渋谷と代々木上原のイズムがミックスされたお洒落でイマドキな街。

それが、本日ご紹介する「富ヶ谷」である。

いわゆる“奥渋”といわれるエリアで、食通を満足させる名店が多いことでも知られる。

なぜ、大人はこぞってこの街に魅了され住まうのか?その理由を徹底解剖する!

東京の街の個性を徹底調査する連載「東京ご近所探訪」。過去にご紹介した街も、要チェック!


今月のエリア【富ヶ谷】


今回取り上げるのは、渋谷区の富ヶ谷エリア。近年、お洒落で話題のお店が増えており、若い人を中心に賑わいを見せている。

住所としては山手通りを挟んで、代々木公園側の1丁目と、上原側の2丁目のみ。神山町にも隣接する1丁目は、“奥渋”としても語られるエリアだ。



このエリアの象徴ともいえる井ノ頭通りの「渋谷区富ヶ谷一丁目」交差点。近くには、台湾料理の名店“麗郷”もある


富ヶ谷在住15年の藤田のえさんは「街の雰囲気を変えたのは『アヒルストア』じゃないですか。富ヶ谷のカルチャーをけん引してきた存在だと思います」と話す。

一方で、当の店主、齊藤輝彦さんは「昔から、日常に溶け込む“大人の色気”がありました。大きく変わったのは、ノルウェー発のカフェ『フグレン・トウキョウ』ができてから。外国人が増えて、一気にお洒落になりましたね」と振り返る。

曰く、昔から大人が集うバーなどが点在していたそう。

1年半前に引っ越してきたというコピーライターの竹田芳幸さんは「スーツの人がいない街。お洒落な人が多いですね」と語り、界隈の食の豊さにも満足しているとか。


富ヶ谷の日常に寄り添うビストロ&ワインバー『アヒルストア』


15時の開店前から並ぶことも少なくない、人気のビストロ&ワインバー。

「外食慣れしている人たちに、日常の店として使ってほしい」と、2008年6月、富ヶ谷の東端、東急本店通りから路地に入った場所にオープン。




「豚肉のパテ」、「フランスパン」。



井ノ頭通りを挟んだ北側には、商店街が続く。人気のビストロ『パス』やベーカリー『365日』があるのがこのエリアだ。

ポルトガル料理店『クリスチアノ』をはじめ、界隈で複数店舗を営む佐藤幸二さんはこう語る。

「店を始めたときは、地元の方から“1年持てばいいね”と言われたぐらい新店が定着しないエリアでした。今は個性的な店が増えて“奥渋”と言われたりもするけど、長く住んでいる人や古くからのお店も多くて下町的。渋谷や原宿、新宿も近いのに“中心”な感じがしない、ローカル感が魅力です」

確かに新店も多いが、路面のスーパーで買い物をする人や、老舗の蕎麦店の存在など、下町風情もある。


連日行列をなす実力派のポルトガル料理店『クリスチアノ』


代々木公園駅から徒歩3分。2010年にオープンして以来、常に満席のポルトガル料理店。

遠方から足を運ぶ客も多いが「近所の老夫婦が、普段着でワインを飲みに来てくれるのがうれしい」と、オーナーの佐藤さん。




写真は「カマンベーコン」。


新店と老舗がひしめき合う、グルメな大人を魅了する街


昨秋、駅前にオープンした『宝味八萬』の目黒文夫店長は、「食にこだわりを持つ人が多く、彼らが立ち寄れる店が充実していますね。平日夜は、ひとりでサッと食べて帰る20代、30代のリピーターも多いです」とも。

一方で、2丁目は閑静な住宅街。富ヶ谷の南西には“フレッシュネスバーガー”の1号店がある。
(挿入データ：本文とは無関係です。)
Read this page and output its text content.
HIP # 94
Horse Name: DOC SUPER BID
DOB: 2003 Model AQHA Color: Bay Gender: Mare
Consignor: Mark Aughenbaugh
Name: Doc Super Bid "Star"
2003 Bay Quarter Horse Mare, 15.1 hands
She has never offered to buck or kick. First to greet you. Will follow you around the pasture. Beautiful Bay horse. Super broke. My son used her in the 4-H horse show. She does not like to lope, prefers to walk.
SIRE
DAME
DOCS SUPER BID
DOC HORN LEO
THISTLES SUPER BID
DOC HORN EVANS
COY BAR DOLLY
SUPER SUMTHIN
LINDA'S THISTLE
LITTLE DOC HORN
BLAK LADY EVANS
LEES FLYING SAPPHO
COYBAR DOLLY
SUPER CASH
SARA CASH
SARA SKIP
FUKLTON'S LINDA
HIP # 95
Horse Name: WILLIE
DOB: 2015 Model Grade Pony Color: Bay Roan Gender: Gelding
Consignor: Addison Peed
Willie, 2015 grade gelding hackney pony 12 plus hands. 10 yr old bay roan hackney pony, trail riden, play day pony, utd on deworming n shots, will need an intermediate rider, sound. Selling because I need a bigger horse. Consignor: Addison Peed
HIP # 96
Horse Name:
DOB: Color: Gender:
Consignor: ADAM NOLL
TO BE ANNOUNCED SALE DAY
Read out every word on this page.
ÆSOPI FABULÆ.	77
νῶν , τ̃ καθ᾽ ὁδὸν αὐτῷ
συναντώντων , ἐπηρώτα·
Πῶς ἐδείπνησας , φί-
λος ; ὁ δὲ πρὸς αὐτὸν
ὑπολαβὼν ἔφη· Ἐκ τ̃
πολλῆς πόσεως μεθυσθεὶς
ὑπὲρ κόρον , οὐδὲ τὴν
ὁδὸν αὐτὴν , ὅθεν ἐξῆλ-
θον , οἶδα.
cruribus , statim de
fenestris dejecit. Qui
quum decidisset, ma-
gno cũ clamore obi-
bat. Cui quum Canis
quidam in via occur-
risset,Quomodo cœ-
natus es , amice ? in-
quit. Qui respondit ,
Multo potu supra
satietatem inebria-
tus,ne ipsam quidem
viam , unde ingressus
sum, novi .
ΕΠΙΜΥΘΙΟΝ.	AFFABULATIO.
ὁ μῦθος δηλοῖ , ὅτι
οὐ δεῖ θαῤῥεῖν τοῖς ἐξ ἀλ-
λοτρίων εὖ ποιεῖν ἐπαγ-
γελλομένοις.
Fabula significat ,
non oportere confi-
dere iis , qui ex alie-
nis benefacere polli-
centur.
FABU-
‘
「落ち着きがあってホッとするエリア。長年通ってくださるご近所の方も多くいらっしゃいます」と、広報の青木美華さんは話す。


近所に住む家族連れも多く訪れる点心専門店『宝味八萬』


都内に9店舗を展開する味坊グループ初の点心専門店。店頭にテイクアウト専用の窓口も備えている。

地元の人たちにも愛されていて、土日は子連れのファミリーも多い。




写真は「ラムのスペアリブ」。


風情漂うアメリカンな佇まいが目を引く『フレッシュネスバーガー 富ヶ谷店』


東大駒場キャンパス裏で30年前に創業した『フレッシュネスバーガー 富ヶ谷店』。

アメリカンな雰囲気を漂わせる1号店は今も健在。




お洒落な店が増えるにつれて富ヶ谷に広がっていった「奥渋」エリアだが、もともとは隣の神山町商店会の愛称だったそう。



ノスタルジーを感じさせる良店と新店が程よく混在する。

お洒落感度の高い人たちに支持されているポイントも、そんなところにありそうだ。